Whatever strategy is used, a different gene is affected in each cell. Once the population has been treated with a stress or selection, cells in which genes required to survive the treatment are inactivated or activated by the CRISPR/Cas9 variant will die or thrive. The decreased or increased presence of the relevant bar code sequences can be detected by deep DNA sequencing, using a universal priming sequence incorporated into the cassette near the sgRNA sequence. The strategies outlined here only hint at the variety of protocols in use, limited only by the imagination of the investigators.

SUMMARY 9.2 Exploring Protein Function on the Scale of Cells or Whole Organisms
  • Proteins can be studied at the level of phenotypic, cellular, or molecular function.
  • Comparative genomics can elucidate protein function by identifying structural motifs within the encoded protein and comparing gene sequences from different organisms.
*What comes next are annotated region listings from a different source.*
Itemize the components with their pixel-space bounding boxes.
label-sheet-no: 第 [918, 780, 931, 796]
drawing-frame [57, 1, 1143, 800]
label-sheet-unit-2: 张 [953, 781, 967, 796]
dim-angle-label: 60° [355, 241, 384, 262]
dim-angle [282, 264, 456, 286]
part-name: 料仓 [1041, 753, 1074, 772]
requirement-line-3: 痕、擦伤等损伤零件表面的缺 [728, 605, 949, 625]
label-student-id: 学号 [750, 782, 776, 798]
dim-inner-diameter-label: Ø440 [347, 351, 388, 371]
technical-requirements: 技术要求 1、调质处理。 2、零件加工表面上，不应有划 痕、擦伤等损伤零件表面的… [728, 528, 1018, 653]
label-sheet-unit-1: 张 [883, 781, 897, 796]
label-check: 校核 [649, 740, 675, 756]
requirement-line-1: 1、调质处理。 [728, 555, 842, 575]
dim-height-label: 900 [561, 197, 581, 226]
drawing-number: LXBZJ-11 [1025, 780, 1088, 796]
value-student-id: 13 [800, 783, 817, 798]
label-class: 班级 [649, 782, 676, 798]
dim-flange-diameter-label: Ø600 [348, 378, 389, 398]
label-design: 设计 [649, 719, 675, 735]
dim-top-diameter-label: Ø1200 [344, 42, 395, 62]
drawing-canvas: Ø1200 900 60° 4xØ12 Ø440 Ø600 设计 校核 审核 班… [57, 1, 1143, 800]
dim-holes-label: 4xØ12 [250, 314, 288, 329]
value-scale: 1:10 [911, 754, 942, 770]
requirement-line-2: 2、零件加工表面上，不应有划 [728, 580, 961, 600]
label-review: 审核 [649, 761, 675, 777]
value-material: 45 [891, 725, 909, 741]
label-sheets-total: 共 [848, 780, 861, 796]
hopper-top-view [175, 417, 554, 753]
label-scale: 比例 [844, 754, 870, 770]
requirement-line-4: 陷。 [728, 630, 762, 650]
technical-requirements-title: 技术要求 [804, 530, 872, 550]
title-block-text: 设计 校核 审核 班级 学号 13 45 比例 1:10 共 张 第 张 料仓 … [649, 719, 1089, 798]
  • A determination of when and where a protein appears in a cell can offer functional clues. RNA-Seq provides information on what genes are being expressed in a cell. Mass spectrometry can define cellular proteomes. By fusing a gene of interest with genes that encode green fluorescent protein or epitope tags, researchers can visualize the cellular location of the gene product, either directly or by immunofluorescence.
  • The interactions of a protein with other proteins or RNA can be investigated with epitope tags and immunoprecipitation or affinity chromatography. Yeast two-hybrid analysis probes molecular interactions in vivo.
  • The cellular effects of inactivating a gene can be conveniently explored using the CRISPR/Cas9 programmable nuclease. CRISPR/Cas9 can also be used to alter gene sequences in a targeted manner.
  • Screens for new genes increasingly employ variants of the CRISPR/Cas9 system.